Georgia General Assembly Once Again Considered CON Repeal

A bill introduced last week in the Georgia General Assembly sought to eliminate the state’s Certificate of Need (“CON”) program, which has been in place since 1979. The CON program’s goals are: “(1) to measure and define need, (2) to control costs, and (3) to guarantee access to healthcare services.” However, the representatives who introduced the bill advocated that “the free market provides the best means of providing the highest quality care at the lowest possible cost.” Opponents of the bill said it would be harmful to hospitals and other providers. Maggie Gill, the president and CEO of Memorial Health in Savannah, said that “without the CON process, providers would have the ability to selectively offer only the most profitable services.” Ms. Gill went on to state that if providers could selectively offer only those services, there would be a disproportionate number of uninsured and underinsured patients seeking care at safety-net hospitals, which would directly impact the ability to continue to provide resource-intensive services, like emergency services. The bill, which stalled in committee and did not reach the full house for a vote on Monday, February 29, 2016, sought to repeal the CON program effective December 31, 2017. 

The primary substantive change would have been repealing Title 31, Chapter 6 of the Official Code of Georgia Annotated (Georgia Code), titled “State Health Planning and Development.” A key provision within that Chapter provides “[o]n and after July 1, 2008, any new institutional health service shall be required to obtain a certificate of need pursuant to this chapter.” The provision goes on to state that a CON is required for the construction, development, or other establishment of a new health care facility, any expenditure by or on behalf of a health care facility in excess of a certain threshold, and multiple other project-types and expenditures. A “health care facility” is defined as:

[H]ospitals; destination cancer hospitals; other special care units, including but not limited to podiatric facilities; skilled nursing facilities; intermediate care facilities; personal care homes; ambulatory surgical centers or obstetrical facilities; health maintenance organizations; home health agencies; and diagnostic, treatment, or rehabilitation centers . . .

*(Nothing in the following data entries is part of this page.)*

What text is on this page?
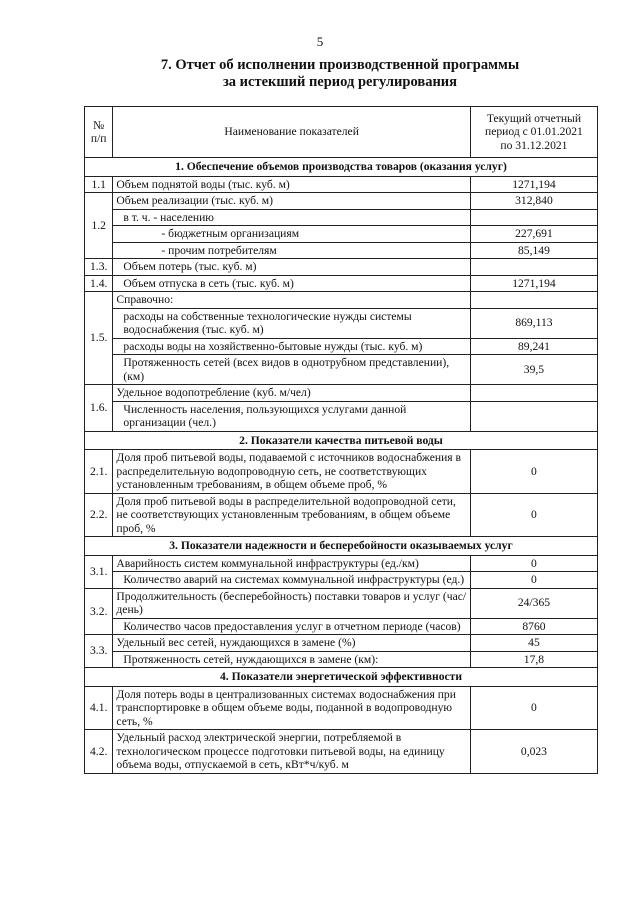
5
7. Отчет об исполнении производственной программы
за истекший период регулирования
№
п/п	Наименование показателей	Текущий отчетный
период с 01.01.2021
по 31.12.2021
1. Обеспечение объемов производства товаров (оказания услуг)		
1.1	Объем поднятой воды (тыс. куб. м)	1271,194
1.2	Объем реализации (тыс. куб. м)	312,840
	в т. ч. - населению	
	- бюджетным организациям	227,691
	- прочим потребителям	85,149
1.3.	Объем потерь (тыс. куб. м)	
1.4.	Объем отпуска в сеть (тыс. куб. м)	1271,194
1.5.	Справочно:	
	расходы на собственные технологические нужды системы водоснабжения (тыс. куб. м)	869,113
	расходы воды на хозяйственно-бытовые нужды (тыс. куб. м)	89,241
	Протяженность сетей (всех видов в однотрубном представлении), (км)	39,5
1.6.	Удельное водопотребление (куб. м/чел)	
	Численность населения, пользующихся услугами данной организации (чел.)	
2. Показатели качества питьевой воды		
2.1.	Доля проб питьевой воды, подаваемой с источников водоснабжения в распределительную водопроводную сеть, не соответствующих установленным требованиям, в общем объеме проб, %	0
2.2.	Доля проб питьевой воды в распределительной водопроводной сети, не соответствующих установленным требованиям, в общем объеме проб, %	0
3. Показатели надежности и бесперебойности оказываемых услуг		
3.1.	Аварийность систем коммунальной инфраструктуры (ед./км)	0
	Количество аварий на системах коммунальной инфраструктуры (ед.)	0
3.2.	Продолжительность (бесперебойность) поставки товаров и услуг (час/день)	24/365
	Количество часов предоставления услуг в отчетном периоде (часов)	8760
3.3.	Удельный вес сетей, нуждающихся в замене (%)	45
	Протяженность сетей, нуждающихся в замене (км):	17,8
4. Показатели энергетической эффективности		
4.1.	Доля потерь воды в централизованных системах водоснабжения при транспортировке в общем объеме воды, поданной в водопроводную сеть, %	0
4.2.	Удельный расход электрической энергии, потребляемой в технологическом процессе подготовки питьевой воды, на единицу объема воды, отпускаемой в сеть, кВт*ч/куб. м	0,023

These provisions, along with many other Georgia Code sections, would have disappeared if H.B. 1055 became law. Other significant changes to the Georgia Code would have included:

  • Deleting sections within the “Rural Hospital Assistance Act” such that the amount granted to any qualified hospital will not be tied to CON expenditure threshold;
  • Removing sections throughout the Georgia Code that explicitly exempt certain provider types, such as hospice providers and private home care providers, from obtaining a CON (an exemption would not be required since no CON program would exist);
  • Eliminating provisions requiring that a home health agency obtain a favorable need determination before obtaining licensure;
  • Deleting definitions throughout the Georgia Code that reference provisions within Title 31, Chapter 6;
  • Removing a requirement that the Georgia Housing and Finance Authority finance a project for a participating provider only if the Department of Community Health has issued a certificate of need, if such a certificate is required;

    H.B. 1055 would also have made notable additions to Title 31, Chapter 7, titled “Regulation and Construction of Hospitals and Other Health Care Facilities”:

  • The following definition of “specialty hospital” would have been added and notably an exception would have been made for a destination cancer hospital: “a hospital that is primarily or exclusively engaged in the care and treatment of one of the following: patients with a cardiac condition, patients with an orthopedic condition, patients receiving a surgical procedure, or patients receiving any other specialized category of services defined by the [Department of Community Health]. Such term shall not include a destination cancer hospital or a psychiatric hospital.”
  • A requirement would have been added that would include, as a part of the facility permitting process, a pledge to provide some care to Georgia’s poor and indigent patients, including a “written commitment to offer services for indigent and charity patients at a standard that meets or exceeds 3 percent of annual adjusted gross revenues for the general hospital, destination cancer hospital, specialty hospital, or diagnostic and treatment center.”

    The bill stalled in committee and did not reach the full house for a vote. Other efforts to repeal CON laws in Georgia have also been blocked in the legislature in the past. Though the bill did not move forward, the provisions above remain relevant within the health care community because they are likely to be revisited.